Friday, July 24, 2009

Tuesday, July 21, 2009

wasting time.

Lying in bed these past couple of days has highlighted some really important things to me. I don't know if it's the effects of the highly addictive strawberry lozenges or if it's the mildy sedative spicy jar of liquid pholcodine, but I realized where I was in my life for the first time. I'm 19. I'm young, and I just want to be happy. We spend all of our lives running around worrying about the past and the future, while we let the present slip by. I thought about the months before when I was still training for the marathon and those fateful early spring evenings when I stopped at a dandelion field for a rest. I stood there and I watched in awe as the wind caressed and tickled its way through the field, blowing and twirling the seeds in all sorts of directions, leaving the crystal blue sky speckled. I held my hand out like a net and allowed them to rest softly on my palm. There was nothing blatantly significant: nothing grand, nothing exciting... but it made my heart flutter and sing.

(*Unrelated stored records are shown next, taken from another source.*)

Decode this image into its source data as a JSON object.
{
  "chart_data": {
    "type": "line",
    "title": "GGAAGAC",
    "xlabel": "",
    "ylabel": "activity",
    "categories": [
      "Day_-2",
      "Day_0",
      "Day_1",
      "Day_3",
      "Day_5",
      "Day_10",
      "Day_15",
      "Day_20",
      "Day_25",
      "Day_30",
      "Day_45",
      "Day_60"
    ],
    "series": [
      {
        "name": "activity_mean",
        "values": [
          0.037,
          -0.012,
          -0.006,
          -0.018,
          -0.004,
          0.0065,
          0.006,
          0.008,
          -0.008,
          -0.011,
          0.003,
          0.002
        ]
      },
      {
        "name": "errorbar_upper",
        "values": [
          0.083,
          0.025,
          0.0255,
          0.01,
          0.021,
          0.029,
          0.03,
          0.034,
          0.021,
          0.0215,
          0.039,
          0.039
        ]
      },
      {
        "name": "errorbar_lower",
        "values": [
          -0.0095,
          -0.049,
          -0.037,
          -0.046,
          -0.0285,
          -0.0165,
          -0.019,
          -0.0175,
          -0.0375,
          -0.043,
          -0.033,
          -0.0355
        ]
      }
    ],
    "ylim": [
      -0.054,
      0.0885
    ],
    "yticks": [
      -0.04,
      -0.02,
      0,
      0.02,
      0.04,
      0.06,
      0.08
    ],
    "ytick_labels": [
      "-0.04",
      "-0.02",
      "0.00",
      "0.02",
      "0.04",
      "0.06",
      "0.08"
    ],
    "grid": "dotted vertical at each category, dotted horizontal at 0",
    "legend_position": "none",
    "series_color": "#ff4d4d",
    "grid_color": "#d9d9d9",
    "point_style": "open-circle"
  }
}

I guess what I'm trying to say is what everyone else has been saying all this time: Life is short, don't waste your time dwelling on things you think will eventually make you happy. Because all it takes is a gust of wind, and all of the sudden everything is changed.

Hold your hand out, catch the good ones, and hold onto them before the moment has gone and passed.

Monday, July 13, 2009

fed up.

i hear you. i see you too. so when are you actually going to show me something?

Saturday, July 11, 2009

16 oz of yogurt and a broken heart


I went to the store this morning after my hearty breakfast, quite satisfied with myself. I strolled down the aisles, past the colorful packages, boxes and bottles. I reached the refrigerated aisles that I dread when I'm not wearing a jacket, and swiftly made my way through when all of the sudden, you caught my attention. God, you were everything I ever had ever wanted - that I had ever dreamed of. Blueberry yogurt: tart, yet sweet with real blueberries bits for character - just the way I like it. I can't pass on a good thing when I see it, and I quickly swooped you up. Throughout the bus ride home, I was bubbling with excitement. I was so anxious at the thought of having something so light and sweet after that heavy traditional English breakfast. I ran up six flights of stairs, threw my door open and grabbed a spoon. I carefully placed you on the table and gently peeled the top off. It was time. I looked down into you and saw the swirl of blueberry compote against the white yogurt. I swirled my spoon around slowly and got the perfect spoonful. The cool touch against my tongue sent chills throughout my body, and I was itching for more. As I reached down to scoop for more, I felt my heart sink. You were nearing empty. I felt the scratch of the metal against the plastic container, the empty clanging, and I felt betrayed. You told me you had 16 ounces - you said it was all for me. Guess that's just what you say to people, isn't it? You try and sell yourself to everyone you see, but I'm not falling for that anymore.

That's the last time I stop by the grocery store after breakfast.